14.10.17

Café Nicola - Lembranças e muitas bicas…

O Café Nicola da Figueira da Foz (local do antigo Café Espanhol, de Raul Lourenço Rainha) abriu em 1940 e tinha como sócios, entre outros, Manuel da Piedade e Vítor Pais. Possuía 104 mesas e 52 empregados. Um ano depois, o Dr. José Rainha, delegado de saúde, confirmava o alvará. O café abria das 8 à 1 hora (no verão até às 4 da manhã). Eram tempos difíceis numa cidade que vivia apenas da época estival, do “aluguer” de casas aos banhistas. Em 1953, ano em que surgem o Grande Hotel e a Piscina-Praia, a Figueira vivia ainda os ecos da situação da falência do Banco Costa & C.ª, e o café era ponto de encontro de conversas e do inconfortável desgosto. O Inverno era longo e menos atarefado, e a esperança de então era que começassem as obras do porto e barra para chamarem mais desenvolvimento. 

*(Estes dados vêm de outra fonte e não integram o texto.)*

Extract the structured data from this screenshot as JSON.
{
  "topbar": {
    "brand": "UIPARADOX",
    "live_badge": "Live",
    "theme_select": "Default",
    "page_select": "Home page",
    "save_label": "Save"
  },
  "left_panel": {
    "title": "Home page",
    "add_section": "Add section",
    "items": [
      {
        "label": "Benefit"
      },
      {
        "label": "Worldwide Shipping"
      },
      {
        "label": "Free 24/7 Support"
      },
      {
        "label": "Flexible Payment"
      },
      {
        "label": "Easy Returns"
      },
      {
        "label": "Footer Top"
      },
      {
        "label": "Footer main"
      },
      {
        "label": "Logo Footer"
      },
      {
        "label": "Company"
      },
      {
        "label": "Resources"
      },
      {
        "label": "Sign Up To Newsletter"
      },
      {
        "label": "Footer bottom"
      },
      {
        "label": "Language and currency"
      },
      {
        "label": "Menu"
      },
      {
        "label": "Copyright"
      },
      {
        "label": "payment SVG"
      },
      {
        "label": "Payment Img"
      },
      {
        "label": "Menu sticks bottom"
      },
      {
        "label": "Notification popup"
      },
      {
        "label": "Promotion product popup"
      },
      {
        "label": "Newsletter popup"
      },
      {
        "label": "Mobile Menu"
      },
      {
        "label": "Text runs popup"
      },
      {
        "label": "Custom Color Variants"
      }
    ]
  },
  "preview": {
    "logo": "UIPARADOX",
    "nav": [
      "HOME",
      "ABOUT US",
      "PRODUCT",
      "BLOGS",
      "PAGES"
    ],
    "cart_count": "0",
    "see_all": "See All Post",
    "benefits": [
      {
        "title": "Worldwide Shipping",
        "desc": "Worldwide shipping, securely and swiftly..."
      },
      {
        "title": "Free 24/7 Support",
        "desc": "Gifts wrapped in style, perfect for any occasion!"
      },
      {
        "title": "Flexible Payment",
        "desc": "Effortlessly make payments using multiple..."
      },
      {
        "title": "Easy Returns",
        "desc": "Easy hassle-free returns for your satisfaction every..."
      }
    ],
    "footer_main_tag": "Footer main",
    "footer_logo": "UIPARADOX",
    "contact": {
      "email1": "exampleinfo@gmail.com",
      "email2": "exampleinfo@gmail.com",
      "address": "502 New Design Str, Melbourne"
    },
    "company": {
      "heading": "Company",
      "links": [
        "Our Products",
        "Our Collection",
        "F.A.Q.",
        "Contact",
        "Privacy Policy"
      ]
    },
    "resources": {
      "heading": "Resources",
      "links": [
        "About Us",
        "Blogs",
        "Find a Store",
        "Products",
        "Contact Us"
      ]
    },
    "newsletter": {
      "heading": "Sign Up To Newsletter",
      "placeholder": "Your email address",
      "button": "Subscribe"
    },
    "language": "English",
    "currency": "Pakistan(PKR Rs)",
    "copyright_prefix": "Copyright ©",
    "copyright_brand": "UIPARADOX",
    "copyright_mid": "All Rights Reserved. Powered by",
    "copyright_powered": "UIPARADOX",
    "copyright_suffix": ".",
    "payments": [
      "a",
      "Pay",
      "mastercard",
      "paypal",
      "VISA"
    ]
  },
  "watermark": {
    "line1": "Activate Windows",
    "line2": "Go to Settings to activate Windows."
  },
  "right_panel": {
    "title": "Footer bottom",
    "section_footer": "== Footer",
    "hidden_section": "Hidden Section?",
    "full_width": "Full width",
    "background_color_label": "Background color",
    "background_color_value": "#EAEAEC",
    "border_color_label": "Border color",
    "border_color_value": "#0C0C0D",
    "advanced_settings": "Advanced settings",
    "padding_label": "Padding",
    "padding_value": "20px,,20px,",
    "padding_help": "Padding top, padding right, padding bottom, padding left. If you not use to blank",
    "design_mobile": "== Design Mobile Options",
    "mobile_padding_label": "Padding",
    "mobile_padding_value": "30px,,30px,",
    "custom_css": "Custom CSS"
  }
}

Os anos passaram e prestígio do Nicola cresceu. O êxito do bife, a esquina do Picadeiro, embelezada pela esplanada, alinhada com estrado em madeira, onde senhoras e cavalheiros saboreavam capilé (sem corantes nem conservantes), salsaparrilha, mazagran ou mesmo um pirolito… sem bola! E cerca de cem quilos de café por semana, conforme as requisições. 
Mais uma década e o romantismo, envolvência e história do Nicola a pesar no turismo figueirense. Nas mesas, em serviço, nomes como Silvino e Abel “Matateu”, entre outros, ao som da Orquestra Ginásio, pontificavam. 
O novo Nicola, construído de raiz, foi inaugurado em 1972, a um sábado de Junho, após profundas obras de remodelação (em apenas um ano), pelo então governador civil, presidente da Câmara, José Coelho Jordão, e por António Mendes do Amaral. Usou também da palavra Francisco de Freitas Lopes, distinto empresário local e que ali representava a sociedade proprietária. Apresenta-se como café (com muito menos mesas) e restaurante, tendo na Cozinha o chefe Rosado. 
O número telefónico 22359, discado com o cerimonial rotativo do dedo, não ia ter ao Nicola… era atendido na Albergaria, por vezes pelo gerente José Sopas ou pela Margarida Avelino. O café, na porta ao lado, estava à pinha! O António Eleutério servia, sem esquecer nenhum pedido, as bicas do jantar, algumas com “cheirinho”, outras acompanhadas com o pequeno balão, riscado a azul, onde era entornado um aquecido Macieira. Nas prateleiras de vidro, os bolos, confeccionados na Sofico, iam quase todos, restavam duas ou três natas quando havido matinée no cinema. 
Antes, o Lino, nos bilhares, abria com a chave a caixa das bolas e fornecia os tacos... para além do giz azul para uma boa carambola
Carlos Melo e Adelino olhavam para as equipas da noite, já que Filipe assegurava o turno diurno. Nas mesas redondas, as conversas desfiavam-se em novelos de convívio e prazer, algumas de política até como preparativos locais das tropas do C.I.C.A. 2 e R.A.P. 3 para a operação do 25 de Abril. A Ti Celeste dos jornais, sentada nos degraus, ao frio, de luvas velhas e gastas, esperava p’la A Capital, que às vezes tinha problemas nas máquinas e não chegava… 
O António ‘Cauteleiro’ insistia na taluda, com as fracções penduradas na mão e agarradas com uma mola preta.
O Abel tratava de engraxar sapatos. A sessão do Peninsular terminava e aí vinha outra pequena multidão. Olhava-se para o relógio e eram 23h30. Estava cheio! O filme era de cowboys, com John Wayne, como se lia no programa da tipografia do Tonó. Para baixo já havia passado o Quim Charlot e o Batista, de camisola vermelha às costas. Eram os protagonistas da noite, quem enrolava as bobinas de celulóide e projectava a película, após o gongo ter dado o sinal de início da sessão. Saíam ainda o fiscal Paulo Monteiro e o genro, João ‘Padre Nosso’ , que ainda substituía o cartaz … para amanhã! A D. Leonor, de alvo cabelo e metódica organização, saía mais cedo, após o fecho da bilheteira. 
Em 1995 novas obras restauram o Nicola. Ei-lo, ainda, às portas do Picadeiro. 
António Jorge Lé – Texto publicado no Diário de Coimbra de 20.set.017 = Fotos do arquivo fotográfico de António Flórido.